Maybe it’s the weather.   A day of spring sunshine is followed by miserable cold and rain and although it isn’t snow, it is bone-chilling.   Or maybe it’s the fact that quarterly reports were due this week which is kind of a drag.     Quite possibly it has to do with the fact that every time I open the paper, I am confronted with another effort on the part of the powers that be in Congress to cut funding for the arts and to remove protection from wildlife and their environments (such as in the Everglades) because such protection makes it difficult for industry to fully exploit our natural resources.   Or maybe it’s reading about the sharp rise in the number of people who  have spent so much on college that they will still be paying off those loans when their own children are of age;  or that according to Deanne Loonin, a lawyer at the National Consumer Law Center who works with people who have defaulted on loans and who was quoted in the NY Times on Monday, “About two thirds of the people I see attended for profits (colleges); most did not complete their program; and no one I have worked with has ever gotten a job in the field they supposedly trained for.”   (those italics are mine)

Or maybe it was reading in the Education Life section of today’s Times about the Top 10 Fastest Growing Careers, complete with expected salary, appearing just ahead of a long article about how students consider getting a degree in Business so boring that they do just enough to skate by – and this is the most popular major in the U.S. at present.

In other words, the entire section is about choosing a career based not on what you love to do – based not on following your passion or your talent, but based on how much you can make and how little (or how much) you will need to do to get there.   Oh, and how the most sought after major in the U.S. is also the one that requires the least effort and is the most boring.
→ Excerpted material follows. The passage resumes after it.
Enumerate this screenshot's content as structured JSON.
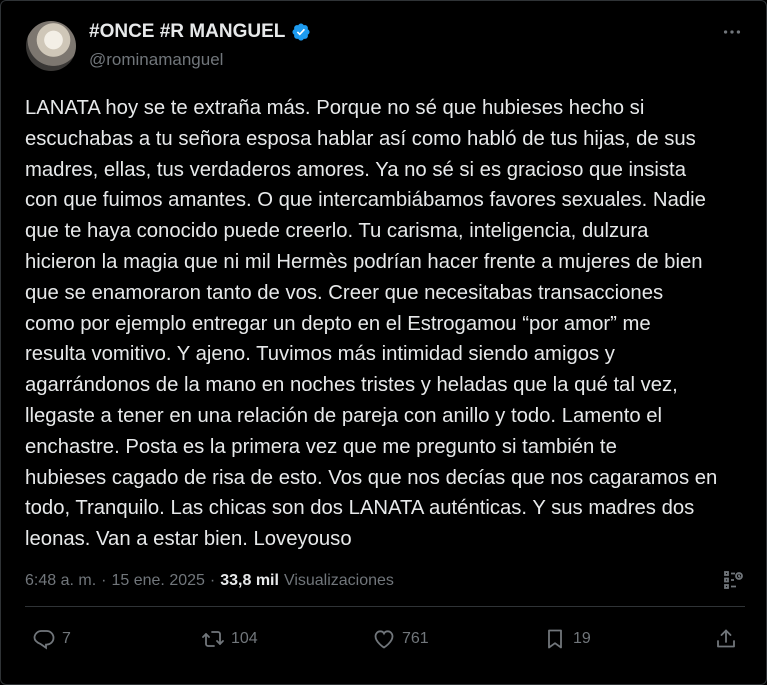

How’s that for inspiration?   It’s no wonder Justin Bieber (oh god, I can’t believe I’m actually talking about Justin Bieber) is so popular.   Or, on a slightly lesser scale, American Idol or America’s Got Talent.   I think it’s because Justin and the American Idol singers and the people on Got Talent are passionate about what they are doing.    Despite the best efforts of many people over the last century, we are not automatons and we are inspired by people who may not be the best at what they do, but at least they are passionate about something.    How awful is it to believe that your only chance for a decent life is to do exactly as you’re told, even if you hate it, and then sit and choose a life’s work based on a completely clinical analysis of job sector growth and projected income?   It brings to mind Thoreau’s quote, “Most men lead lives of quiet desperation and go to the grave with the song still in them.”    So we live vicariously through those people who have the guts to sing, or at least to try.

Reading about the state of our country and the role of education in it can be disheartening to say the least, for all the reasons I mentioned above.  (except the weather, which has nothing to do with any of it but contributes to my general bad humor), so where do I turn to feel better?    If we hadn’t discovered life learning, the story might be different, but as it stands my kids are the best medicine.   Their entire lives are about following their passions, even if those passions change from month to month (which at their age they almost always do).     Right now for Maya it’s making and editing videos, and for Ben it can be imaginary dramas involving Lego warriors, or working for hours on pastel drawings.    There is no quiet desperation here – no songs being left unsung.

My hope is that my kids will always follow their passions and inspire others to do the same.